Vegetarian meat alternatives in a Lawrence grocery store. (Photo by Stephen Koranda, Kansa Public Radio)

Vegetarian meat alternatives are growing in popularity, with “Chick’n Strips” and “Porkless Bites” filling freezer cases in some Kansas grocery stores.

But following a handful of states, a bill in the Kansas Statehouse would clamp down on how meatless-meat products are labeled. Backed by the Kansas Livestock Association, the bill would require more specific labeling for meat substitutes, with words such as “imitation” included in front of phrases like “meatballs.”

At least six states have taken action requiring extra labeling for the plant-based foods, including neighboring Missouri, which was the first in the nation to do so.

The fight comes as plant-based meat substitute sales jumped 17% between 2018 and 2019, according to the advocacy group the Good Food Institute

The livestock association believes labels using meat terms on vegetarian products could confuse consumers.

“We just want to make sure everyone is clear as to what we’re buying and selling,” said Aaron Popelka, who is the vice president of legal and government affairs for the Kansas Livestock Association.

He also said shoppers who accidentally buy vegetarian alternatives means lost sales to the $8.3 billion Kansas cattle industry.
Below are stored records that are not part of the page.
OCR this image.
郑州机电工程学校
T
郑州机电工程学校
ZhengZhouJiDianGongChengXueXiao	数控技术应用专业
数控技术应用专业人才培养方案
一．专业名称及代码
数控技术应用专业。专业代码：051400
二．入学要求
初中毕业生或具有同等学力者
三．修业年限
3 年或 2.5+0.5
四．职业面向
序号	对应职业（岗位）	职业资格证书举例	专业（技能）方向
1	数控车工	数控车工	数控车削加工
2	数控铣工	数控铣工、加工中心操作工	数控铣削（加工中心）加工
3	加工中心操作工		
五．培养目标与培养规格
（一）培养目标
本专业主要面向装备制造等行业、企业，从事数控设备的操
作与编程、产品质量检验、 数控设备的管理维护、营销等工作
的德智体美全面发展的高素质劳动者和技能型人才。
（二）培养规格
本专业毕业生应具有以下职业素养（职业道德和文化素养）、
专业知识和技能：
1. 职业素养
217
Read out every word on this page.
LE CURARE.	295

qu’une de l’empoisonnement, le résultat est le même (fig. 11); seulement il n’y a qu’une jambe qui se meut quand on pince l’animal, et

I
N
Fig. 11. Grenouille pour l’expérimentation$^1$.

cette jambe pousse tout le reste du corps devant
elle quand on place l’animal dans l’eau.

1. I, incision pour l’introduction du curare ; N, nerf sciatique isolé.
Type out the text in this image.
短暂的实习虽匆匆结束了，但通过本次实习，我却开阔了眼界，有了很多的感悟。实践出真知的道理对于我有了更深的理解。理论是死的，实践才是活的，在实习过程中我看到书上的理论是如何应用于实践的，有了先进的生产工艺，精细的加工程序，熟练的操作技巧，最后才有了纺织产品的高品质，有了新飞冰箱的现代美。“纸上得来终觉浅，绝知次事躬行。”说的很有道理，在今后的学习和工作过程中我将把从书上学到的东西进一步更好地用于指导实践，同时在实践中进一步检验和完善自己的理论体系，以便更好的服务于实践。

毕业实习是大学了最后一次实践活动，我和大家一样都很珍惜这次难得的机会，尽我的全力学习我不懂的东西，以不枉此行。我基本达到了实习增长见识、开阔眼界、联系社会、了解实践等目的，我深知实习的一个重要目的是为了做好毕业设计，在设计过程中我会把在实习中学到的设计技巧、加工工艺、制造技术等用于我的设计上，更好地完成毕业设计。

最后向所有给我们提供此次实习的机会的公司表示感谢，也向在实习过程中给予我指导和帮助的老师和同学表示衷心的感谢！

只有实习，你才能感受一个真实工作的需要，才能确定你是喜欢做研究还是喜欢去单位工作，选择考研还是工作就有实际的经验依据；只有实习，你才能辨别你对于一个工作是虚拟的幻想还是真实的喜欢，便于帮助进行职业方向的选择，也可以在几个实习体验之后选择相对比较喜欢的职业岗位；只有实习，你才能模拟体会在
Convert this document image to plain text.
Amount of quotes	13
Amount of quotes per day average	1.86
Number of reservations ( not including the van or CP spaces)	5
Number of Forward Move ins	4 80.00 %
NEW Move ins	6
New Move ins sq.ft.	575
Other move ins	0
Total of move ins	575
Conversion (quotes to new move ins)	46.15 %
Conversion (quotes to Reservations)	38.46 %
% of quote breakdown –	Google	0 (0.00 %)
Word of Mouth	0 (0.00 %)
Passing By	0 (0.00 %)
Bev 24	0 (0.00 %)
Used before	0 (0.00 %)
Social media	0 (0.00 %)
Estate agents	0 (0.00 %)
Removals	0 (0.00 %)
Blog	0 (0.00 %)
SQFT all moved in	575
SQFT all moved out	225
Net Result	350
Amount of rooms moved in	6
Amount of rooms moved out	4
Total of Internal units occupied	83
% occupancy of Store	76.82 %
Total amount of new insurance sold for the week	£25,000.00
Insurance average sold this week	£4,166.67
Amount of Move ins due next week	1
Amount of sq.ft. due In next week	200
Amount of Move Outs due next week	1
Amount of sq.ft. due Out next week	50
If someone unknowingly buys an imitation beef product and doesn’t like it, that ultimately could hurt their opinion of beef.

Some lawmakers also said they were concerned by the labels on some plant-based products.

“We see ‘Beyond Meat,’ ‘Beyond Beef,’ ‘crumbles,’ ‘beefy,’” Republican Rep. Trevor Jacobs said at a hearing Thursday. “That makes me think it’s going to be hamburger beef from a cow, not from a head of lettuce.”

The labels on meat alternatives typically include phrases like “plant-based” or “meat-free.”

To Democratic Rep. Rui Xu, those terms are clear. Xu said everyone he knows is familiar with terms like “Impossible Burger,” and know that meat substitutes are typically in a separate section of a grocery store.

“Nobody is buying those thinking they’re getting real meat,” Xu said.

He added that it makes more sense to leave the labeling rules to the federal government, as it’s done now, and not subject companies to a patchwork of state laws.

The Good Food Institute, which is against the bill, told lawmakers that sales of the items are growing specifically because people are seeking out meat alternatives. It also argued there could be free speech concerns if lawmakers were to limit how plant-based foods are labeled.

“Consumer choice — not censorship — should determine winners and losers in the marketplace,” GFI’s Scott Weathers said.